Tabaluga i pistacje- dziennik budowy i nie tylko...
Dziś mogłam juz przekonać się na własne oczy, jakie są w rzeczywistości pokoje na górze. I jestem zachwycona. Wydają się duże i ustawne. Są już wejścia do pokoików, częściowo kominy, a niebawem murarze zaczną murować lukarnę. Pamiętam, jak cieszyłam się z fundamentów. Pamiętam też, jaka byłam przerażona, bo wydawało mi się, że dom będzie maciupeńki. A nie jest.
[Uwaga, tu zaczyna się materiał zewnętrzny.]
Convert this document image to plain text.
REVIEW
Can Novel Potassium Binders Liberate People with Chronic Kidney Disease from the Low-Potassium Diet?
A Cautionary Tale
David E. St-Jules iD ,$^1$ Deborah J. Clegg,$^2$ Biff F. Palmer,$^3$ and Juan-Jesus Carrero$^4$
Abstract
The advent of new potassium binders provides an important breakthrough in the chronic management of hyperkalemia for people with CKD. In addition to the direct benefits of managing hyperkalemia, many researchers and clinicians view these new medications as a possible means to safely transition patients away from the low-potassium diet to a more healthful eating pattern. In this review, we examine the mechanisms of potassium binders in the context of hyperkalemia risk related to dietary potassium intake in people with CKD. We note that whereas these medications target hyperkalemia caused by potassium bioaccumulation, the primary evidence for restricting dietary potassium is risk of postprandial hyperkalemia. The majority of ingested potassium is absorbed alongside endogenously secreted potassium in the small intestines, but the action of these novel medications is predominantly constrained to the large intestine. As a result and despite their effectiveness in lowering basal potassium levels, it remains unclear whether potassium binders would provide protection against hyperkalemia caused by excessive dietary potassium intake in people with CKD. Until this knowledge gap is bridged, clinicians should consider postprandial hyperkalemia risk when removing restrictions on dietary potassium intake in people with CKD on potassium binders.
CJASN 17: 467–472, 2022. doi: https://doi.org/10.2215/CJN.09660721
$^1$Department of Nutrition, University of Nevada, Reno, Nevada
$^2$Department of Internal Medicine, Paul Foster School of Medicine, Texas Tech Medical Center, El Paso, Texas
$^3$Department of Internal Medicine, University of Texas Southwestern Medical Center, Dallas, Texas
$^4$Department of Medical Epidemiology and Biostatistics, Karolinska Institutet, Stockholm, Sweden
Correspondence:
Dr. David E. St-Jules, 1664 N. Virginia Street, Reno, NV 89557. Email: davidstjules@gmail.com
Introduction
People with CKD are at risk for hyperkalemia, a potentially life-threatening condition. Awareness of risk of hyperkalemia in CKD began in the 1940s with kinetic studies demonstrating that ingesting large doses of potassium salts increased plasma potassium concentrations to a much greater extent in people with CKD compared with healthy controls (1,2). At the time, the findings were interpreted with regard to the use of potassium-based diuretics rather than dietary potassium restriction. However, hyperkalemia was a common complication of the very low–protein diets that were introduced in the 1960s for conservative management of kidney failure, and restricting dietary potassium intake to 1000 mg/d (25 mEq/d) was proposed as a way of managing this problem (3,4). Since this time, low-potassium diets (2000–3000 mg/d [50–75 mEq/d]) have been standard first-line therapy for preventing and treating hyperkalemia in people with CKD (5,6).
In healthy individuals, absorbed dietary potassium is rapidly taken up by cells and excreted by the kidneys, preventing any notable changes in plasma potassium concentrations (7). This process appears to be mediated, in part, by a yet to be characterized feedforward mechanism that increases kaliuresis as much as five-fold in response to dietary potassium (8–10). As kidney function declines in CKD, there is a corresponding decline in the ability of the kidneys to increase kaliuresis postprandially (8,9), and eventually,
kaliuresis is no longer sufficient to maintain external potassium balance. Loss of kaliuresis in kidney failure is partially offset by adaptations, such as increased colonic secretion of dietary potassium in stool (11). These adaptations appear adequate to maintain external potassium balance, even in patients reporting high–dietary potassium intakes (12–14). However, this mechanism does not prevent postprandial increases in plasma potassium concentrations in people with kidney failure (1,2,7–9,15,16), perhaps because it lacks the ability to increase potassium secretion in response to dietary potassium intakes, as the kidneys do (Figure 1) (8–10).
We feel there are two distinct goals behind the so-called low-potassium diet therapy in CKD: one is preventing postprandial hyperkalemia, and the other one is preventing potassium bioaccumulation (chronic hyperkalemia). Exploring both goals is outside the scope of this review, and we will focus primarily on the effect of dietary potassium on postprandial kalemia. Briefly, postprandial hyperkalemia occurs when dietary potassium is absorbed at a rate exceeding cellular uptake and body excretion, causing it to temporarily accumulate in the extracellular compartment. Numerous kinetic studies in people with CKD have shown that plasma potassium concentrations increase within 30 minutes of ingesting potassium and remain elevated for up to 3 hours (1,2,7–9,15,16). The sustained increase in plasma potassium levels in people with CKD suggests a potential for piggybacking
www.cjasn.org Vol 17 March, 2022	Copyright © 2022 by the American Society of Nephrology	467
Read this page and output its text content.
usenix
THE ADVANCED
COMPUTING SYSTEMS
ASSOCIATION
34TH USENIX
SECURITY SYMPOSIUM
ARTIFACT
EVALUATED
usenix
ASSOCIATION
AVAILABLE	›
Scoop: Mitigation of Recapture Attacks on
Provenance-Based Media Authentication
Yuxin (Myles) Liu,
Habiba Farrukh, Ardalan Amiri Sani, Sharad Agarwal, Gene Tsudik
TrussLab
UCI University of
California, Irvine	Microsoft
Teraz trudno mi stamtąd wyjść. Jestem zakochana w swoim domku
Zdjęcia będą wieczorkiem, nie chcę już stresować murarzy latając z aparatem. No właśnie- murarze domagają się na jutro glajchy (czyli mam im coś postawić). Na razie żartuję sobie, że zgrzewka KUBUSIA już czeka, bo mam od szefa ekipy zakaz stawiania mocniejszych trunków. Chyba jednak zasłużyli sobie na piwko i coś na ząbki.
Czekam jeszcze na wycenę dachu i okien. I tej drugiej wyceny trochę się boję, bo okien balkonowych jest w moich pistacjach sporo. W dodatku obustronnie barwiony złoty dąb + rolety zewnętrzne. A nie zrezygnuję ani z jednego, ani z drugiego.